Les deux sœurs Ayna et Lona sont venues manifester pour la première fois ensemble. « Aucun candidat ne me représente vraiment, même sur le plan de l’écologie » regrette Ayna, dont c’est la première élection. Alors elle marche pour « envoyer un message aux candidats pour qu’ils portent plus d’intérêt à l’écologie ». © Mathilde Picard/Vert

De nombreuses pancartes siglées Look up rappelaient que le climat n’avait occupé que 2,7% du temps d’antenne entre le 8 et le 13 février, comme l’avait révélé une étude commandée par les ONG de l’affaire du siècle (Vert). Depuis, celle-ci a été actualisée chaque semaine, avec des résultats toujours aussi maigres. Le climat est pourtant considéré comme un enjeu « capital » par 94% des Français·es (Le Parisien).

Autre motif d’indignation : l’indifférence avec laquelle les médias ont traité la sortie du tome 2 du dernier rapport du Giec (Vert). Sa vice-présidente, Valérie Masson-Delmotte, marchait non loin d’autres de ses collègues scientifiques, vêtu·es de blouses blanches pour l’occasion. Pour Marie d’Angelo, chercheuse en physique à la Sorbonne : « il y a une telle urgence… il n’y a plus le choix, [les scientifiques] devraient s’engager ».

« Combattez Poutine, faites du vélo » ; « Paix climat même combat »... La guerre en Ukraine et la dépendance de l’Europe au gaz russe étaient également parmi les sujets phare de la marche et plusieurs pancartes assuraient leur solidarité avec les Ukrainien·nes.

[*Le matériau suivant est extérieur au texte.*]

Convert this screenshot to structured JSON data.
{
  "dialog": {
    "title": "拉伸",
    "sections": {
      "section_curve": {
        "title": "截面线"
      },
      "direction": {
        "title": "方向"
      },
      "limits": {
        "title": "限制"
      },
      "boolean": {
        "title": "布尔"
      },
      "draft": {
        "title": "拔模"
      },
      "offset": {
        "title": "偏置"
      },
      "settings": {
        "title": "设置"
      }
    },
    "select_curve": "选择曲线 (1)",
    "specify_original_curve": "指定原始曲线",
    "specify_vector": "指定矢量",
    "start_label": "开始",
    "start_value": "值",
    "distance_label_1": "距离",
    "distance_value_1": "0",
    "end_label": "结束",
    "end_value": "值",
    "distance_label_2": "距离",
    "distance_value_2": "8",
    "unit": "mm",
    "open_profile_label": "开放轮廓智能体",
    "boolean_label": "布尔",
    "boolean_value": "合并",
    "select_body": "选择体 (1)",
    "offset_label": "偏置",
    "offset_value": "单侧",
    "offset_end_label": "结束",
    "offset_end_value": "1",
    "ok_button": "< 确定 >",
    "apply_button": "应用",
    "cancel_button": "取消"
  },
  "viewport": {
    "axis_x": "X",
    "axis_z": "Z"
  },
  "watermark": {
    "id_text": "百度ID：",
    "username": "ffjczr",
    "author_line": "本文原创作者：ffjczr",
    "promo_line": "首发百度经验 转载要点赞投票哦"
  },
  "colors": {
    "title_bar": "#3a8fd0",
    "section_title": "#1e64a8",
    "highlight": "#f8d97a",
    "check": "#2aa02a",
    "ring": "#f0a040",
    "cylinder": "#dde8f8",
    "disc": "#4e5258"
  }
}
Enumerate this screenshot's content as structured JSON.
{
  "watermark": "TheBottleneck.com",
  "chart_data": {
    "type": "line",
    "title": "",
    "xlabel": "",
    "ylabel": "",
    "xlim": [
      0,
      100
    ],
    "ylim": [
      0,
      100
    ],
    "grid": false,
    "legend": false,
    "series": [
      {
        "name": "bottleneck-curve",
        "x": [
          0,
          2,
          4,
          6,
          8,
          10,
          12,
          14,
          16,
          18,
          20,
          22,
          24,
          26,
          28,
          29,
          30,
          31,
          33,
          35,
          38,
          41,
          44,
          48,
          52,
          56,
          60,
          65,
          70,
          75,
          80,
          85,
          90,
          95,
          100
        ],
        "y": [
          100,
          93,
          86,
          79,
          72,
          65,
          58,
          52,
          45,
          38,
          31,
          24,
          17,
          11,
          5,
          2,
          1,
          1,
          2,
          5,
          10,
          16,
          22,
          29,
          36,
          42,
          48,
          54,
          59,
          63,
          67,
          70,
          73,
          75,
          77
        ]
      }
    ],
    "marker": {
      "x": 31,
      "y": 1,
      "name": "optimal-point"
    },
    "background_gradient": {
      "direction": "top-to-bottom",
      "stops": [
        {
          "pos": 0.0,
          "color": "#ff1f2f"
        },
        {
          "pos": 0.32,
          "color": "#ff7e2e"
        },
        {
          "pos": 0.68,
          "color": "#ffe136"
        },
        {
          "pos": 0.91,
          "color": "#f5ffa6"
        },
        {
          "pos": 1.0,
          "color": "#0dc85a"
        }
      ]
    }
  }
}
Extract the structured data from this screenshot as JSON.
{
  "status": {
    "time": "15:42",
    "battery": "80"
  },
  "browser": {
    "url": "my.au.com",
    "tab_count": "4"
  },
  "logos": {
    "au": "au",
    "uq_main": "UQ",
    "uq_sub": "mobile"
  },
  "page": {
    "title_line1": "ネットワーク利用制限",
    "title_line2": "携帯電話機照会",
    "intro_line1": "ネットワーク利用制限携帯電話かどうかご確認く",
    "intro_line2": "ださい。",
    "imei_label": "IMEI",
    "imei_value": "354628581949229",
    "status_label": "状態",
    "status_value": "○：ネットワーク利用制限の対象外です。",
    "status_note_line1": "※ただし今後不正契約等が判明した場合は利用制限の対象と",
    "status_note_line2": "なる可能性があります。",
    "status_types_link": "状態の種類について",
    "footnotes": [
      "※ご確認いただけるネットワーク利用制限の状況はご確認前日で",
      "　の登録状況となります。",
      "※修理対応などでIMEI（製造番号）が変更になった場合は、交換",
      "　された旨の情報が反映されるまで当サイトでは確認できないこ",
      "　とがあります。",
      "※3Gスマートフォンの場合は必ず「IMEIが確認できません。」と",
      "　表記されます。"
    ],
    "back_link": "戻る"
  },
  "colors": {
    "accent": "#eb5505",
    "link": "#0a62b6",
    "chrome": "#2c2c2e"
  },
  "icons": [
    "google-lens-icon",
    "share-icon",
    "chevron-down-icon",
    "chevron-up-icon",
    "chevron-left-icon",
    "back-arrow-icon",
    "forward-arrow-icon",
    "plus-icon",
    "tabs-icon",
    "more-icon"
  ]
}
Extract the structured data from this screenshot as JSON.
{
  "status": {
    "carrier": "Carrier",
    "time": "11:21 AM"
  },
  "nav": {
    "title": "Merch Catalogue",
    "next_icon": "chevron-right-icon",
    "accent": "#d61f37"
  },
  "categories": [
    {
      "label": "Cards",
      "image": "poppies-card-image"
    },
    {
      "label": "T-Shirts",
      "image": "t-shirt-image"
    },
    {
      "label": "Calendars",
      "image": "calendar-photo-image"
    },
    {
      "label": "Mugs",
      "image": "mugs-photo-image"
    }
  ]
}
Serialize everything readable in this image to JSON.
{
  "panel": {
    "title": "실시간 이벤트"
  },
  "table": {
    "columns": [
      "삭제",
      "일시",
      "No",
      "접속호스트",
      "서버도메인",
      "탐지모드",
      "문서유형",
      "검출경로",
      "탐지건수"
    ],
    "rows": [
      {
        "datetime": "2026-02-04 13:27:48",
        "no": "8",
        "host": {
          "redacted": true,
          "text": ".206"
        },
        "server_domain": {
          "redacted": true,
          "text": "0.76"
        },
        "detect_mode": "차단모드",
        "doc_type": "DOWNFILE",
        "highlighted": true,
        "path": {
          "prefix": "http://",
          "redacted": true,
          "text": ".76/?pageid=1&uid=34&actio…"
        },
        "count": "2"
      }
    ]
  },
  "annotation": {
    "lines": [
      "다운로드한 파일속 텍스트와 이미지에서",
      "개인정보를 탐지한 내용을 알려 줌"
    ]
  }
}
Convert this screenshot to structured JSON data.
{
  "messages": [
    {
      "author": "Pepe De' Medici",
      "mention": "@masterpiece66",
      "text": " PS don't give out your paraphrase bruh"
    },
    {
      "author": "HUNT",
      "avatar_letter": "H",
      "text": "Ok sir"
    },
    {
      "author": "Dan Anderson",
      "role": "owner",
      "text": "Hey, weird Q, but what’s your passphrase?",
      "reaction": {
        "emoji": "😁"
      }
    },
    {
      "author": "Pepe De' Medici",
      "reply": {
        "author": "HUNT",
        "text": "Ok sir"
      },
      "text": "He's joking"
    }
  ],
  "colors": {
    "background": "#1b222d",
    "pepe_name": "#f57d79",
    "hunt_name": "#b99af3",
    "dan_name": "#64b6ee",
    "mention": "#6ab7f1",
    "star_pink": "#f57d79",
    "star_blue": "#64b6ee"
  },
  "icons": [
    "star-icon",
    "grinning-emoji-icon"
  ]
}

Si la marche du jour était loin d’atteindre les sommets connus en mars 2019 - 100 000 manifestant·es avaient alors battu le pavé parisien, la porte-parole d’Alternatiba Élodie Nace, savoure : « Ce que je retiens, c’est surtout la force et la détermination qu’on voit dans le cortège, la festivité, la diversité des organisations… » La militante voit surtout dans cette marche un tremplin vers un événement prévu pour le 9 avril, juste avant le premier tour de la présidentielle.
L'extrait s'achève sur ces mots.